Вот эта забота — прежде всего о ней — заставляет его обрадоваться, когда вдали появился Алеша. Но ведь Алеша знает, к кому он сейчас подойдет, знает: перед ним человек, у которого он отнял невесту, кому он предпочтен. Многие другие молодые люди не решились бы подойти к несчастливому сопернику, а и подошли бы — с тяжелым чувством, с ощущением вины, с готовностью на ссору. Алеша подходит «тотчас же», без сомнений с-чистым взглядом. Иван Петрович не может не признать: «... его взгляд, кроткий и ясный, проник в мое сердце».
«Он был высок, строен, тонок; лицо его было продолговатое, всегда бледное; белокурые волосы, большие голубые глаза, кроткие и задумчивые, в которых вдруг, порывами, блистала иногда самая простодушная, самая детская веселость».
В этом портрете виден, разумеется, Алеша, но еще больше виден сам Иван Петрович, внешность которого нигде не описана, да и не нужна нам его внешность: слишком хорошо мы видим его душу. Он пристально смотрит на своего соперника — и старается, изо всех сил старается смотреть как можно объективнее, ни одного лишнего упрека, ни одной раздражающей ноты. Да, он видит «несколько нехороших замашек, несколько дурных привычек хорошего тона: легкомыслие, самодовольство, вежливая дерзость». Но и эти недостатки соперника Иван Петрович старается оправдать: не Алешины это привычки; они характерны, свойственны для того круга, где воспитывали Алешу; и не он в них виноват, да к тому же Алеша «был слишком ясен и прост душою и сам, первый, обличал в себе эти привычки, каялся в них и смеялся над ними».
Ивану Петровичу в голову не приходит сказать Наташе: да как же ты могла предпочесть мне, моей преданной и верной любви, мне — умному и доброму человеку — этого пустого мальчика? Так вопрос не стоит для него, ему одно важно: не обидит ли он ее, «не погубит ли» этот мальчик.
Раз она полюбила этого человека, Ивану Петровичу остается только одно: желать им счастья. И он ищет в Алеше хорошие черты; беспристрастно описывает его привлекательные свойства и старается оправдать то, чего не может принять.
Но, описывая Алешу, он бессознательно говорит о нем очень страшные слова, выносит ему суровый приговор: «Даже самый эгоизм был в нем как-то привлекателен, именно потому, может быть, что был откровенен, а не скрыт. В нем ничего не было скрытного. Он был слаб, доверчив и робок сердцем; воли у него не было никакой. Обидеть, обмануть его было бы и грешно и жалко, так же как грешно обмануть... ребенка. Он был не по летам наивен и почти ничего не понимал из действительной жизни; впрочем, и в сорок лет ничего бы, кажется, в ней не узнал. Такие люди как'бы осуждены на вечное несовершеннолетие».
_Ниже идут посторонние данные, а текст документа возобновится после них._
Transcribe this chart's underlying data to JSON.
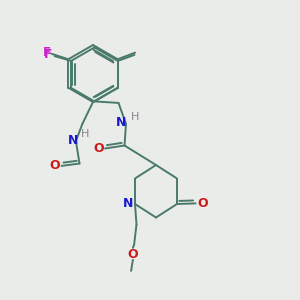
{
  "background_color": "#eaecea",
  "bond_color": "#4a7a6a",
  "bond_lw": 1.4,
  "N_color": "#1a1acc",
  "O_color": "#cc1a1a",
  "F_color": "#cc22cc",
  "H_color": "#888888",
  "figsize": [
    3.0,
    3.0
  ],
  "dpi": 100,
  "xlim": [
    0,
    10
  ],
  "ylim": [
    0,
    10
  ]
}
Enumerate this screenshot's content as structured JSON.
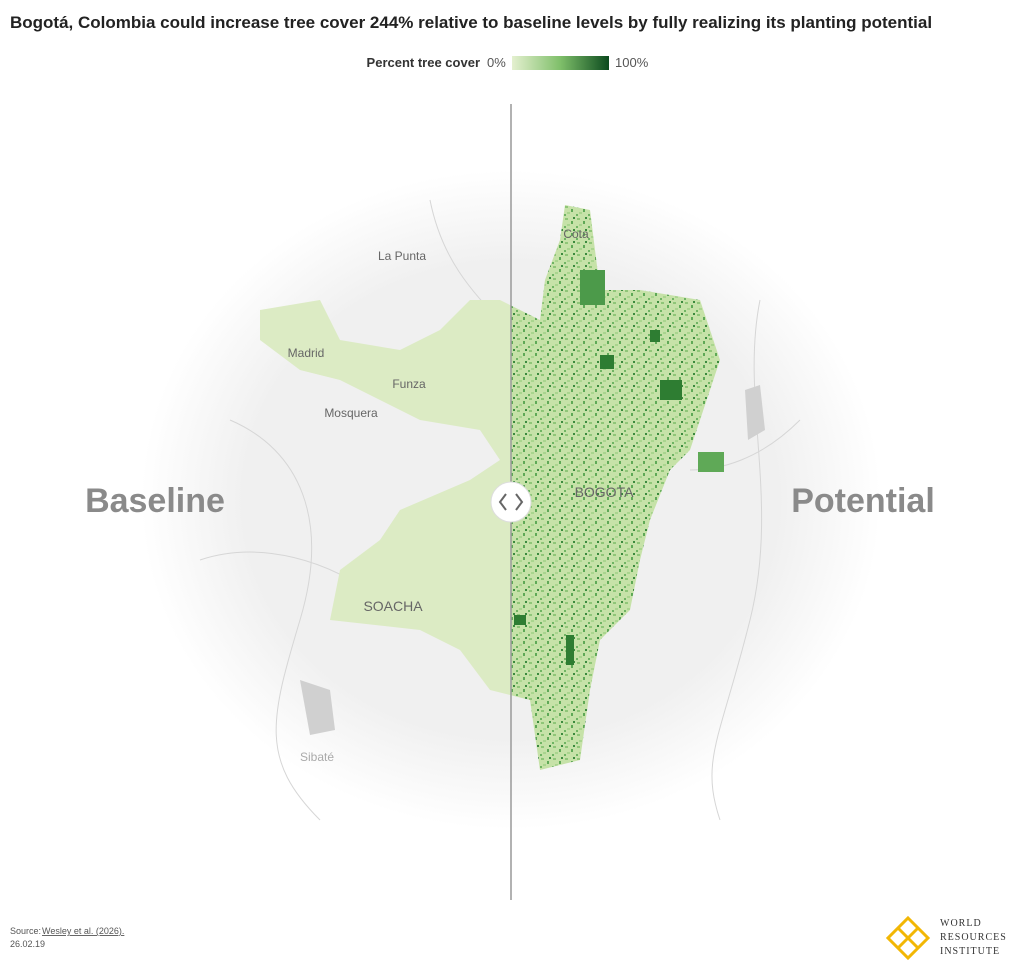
{
  "header": {
    "title": "Bogotá, Colombia could increase tree cover 244% relative to baseline levels by fully realizing its planting potential"
  },
  "legend": {
    "label": "Percent tree cover",
    "min_label": "0%",
    "max_label": "100%"
  },
  "map": {
    "sides": {
      "left": "Baseline",
      "right": "Potential"
    },
    "places": [
      "Cota",
      "La Punta",
      "Madrid",
      "Funza",
      "Mosquera",
      "BOGOTA",
      "SOACHA",
      "Sibaté"
    ]
  },
  "footer": {
    "source_prefix": "Source:",
    "source_link": "Wesley et al. (2026).",
    "date": "26.02.19"
  },
  "logo": {
    "lines": [
      "WORLD",
      "RESOURCES",
      "INSTITUTE"
    ]
  }
}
А ведь, пожалуй, это не только Алеше приговор. «Вечное несовершеннолетие» — страшное обвинение тем, кто воспитал этого «ребенка» на горе не только окружающим, но и ему самому, кто обрек Алешу приносить людям зло, когда он хотел всем добра, но настолько не умел это добро девать, что оно оборачивалось бедой, несчастьем. Если бы он мог жениться на Наташе и подчиниться ей вполне, то, может быть, она сделала бы его счастливым и научила жить честно, да ведь он ничего же не мог сам — таким его вырастили. Алеша вовсе не понимает, что сейчас, сию минуту он делает страшное зло, поступок убийственный, безнравственный, губит Наташино имя, честь ее отца, — наоборот, он уверен, что властвует событиями и руководит ими, то есть события, как всегда, сложатся сами, как он захочет.
Алеша искренне любит Наташу, счастлив, что она пришла, что она горда его любовью, что Ваня тоже здесь и готов быть его другом.
«— Не вините и меня. Как давно я хотел вас обнять как родного брата... Будем друзьями и... простите нас, — прибавил он вполголоса и немного покраснев, но с такой прекрасной улыбкой, что я не мог не отозваться всем моим сердцем на его приветствие».
Каждый раз, когда читаю это место, думаю: а если бы сложилось наоборот? Если бы Наташа разлюбила Алешу, покинула его для Ивана Петровича, тогда был бы Алеша готов и обнять соперника, и быть ему родным братом, другом? Представить себе это невозможно, потому что счастлив должен быть Алеша — он не умеет иначе; если б ему выпали страдания безответной любви, мучения ревности, их бы он не выдержал — нашел бы другую любовь, да и только, он же в е ч - ный несовершеннолетний!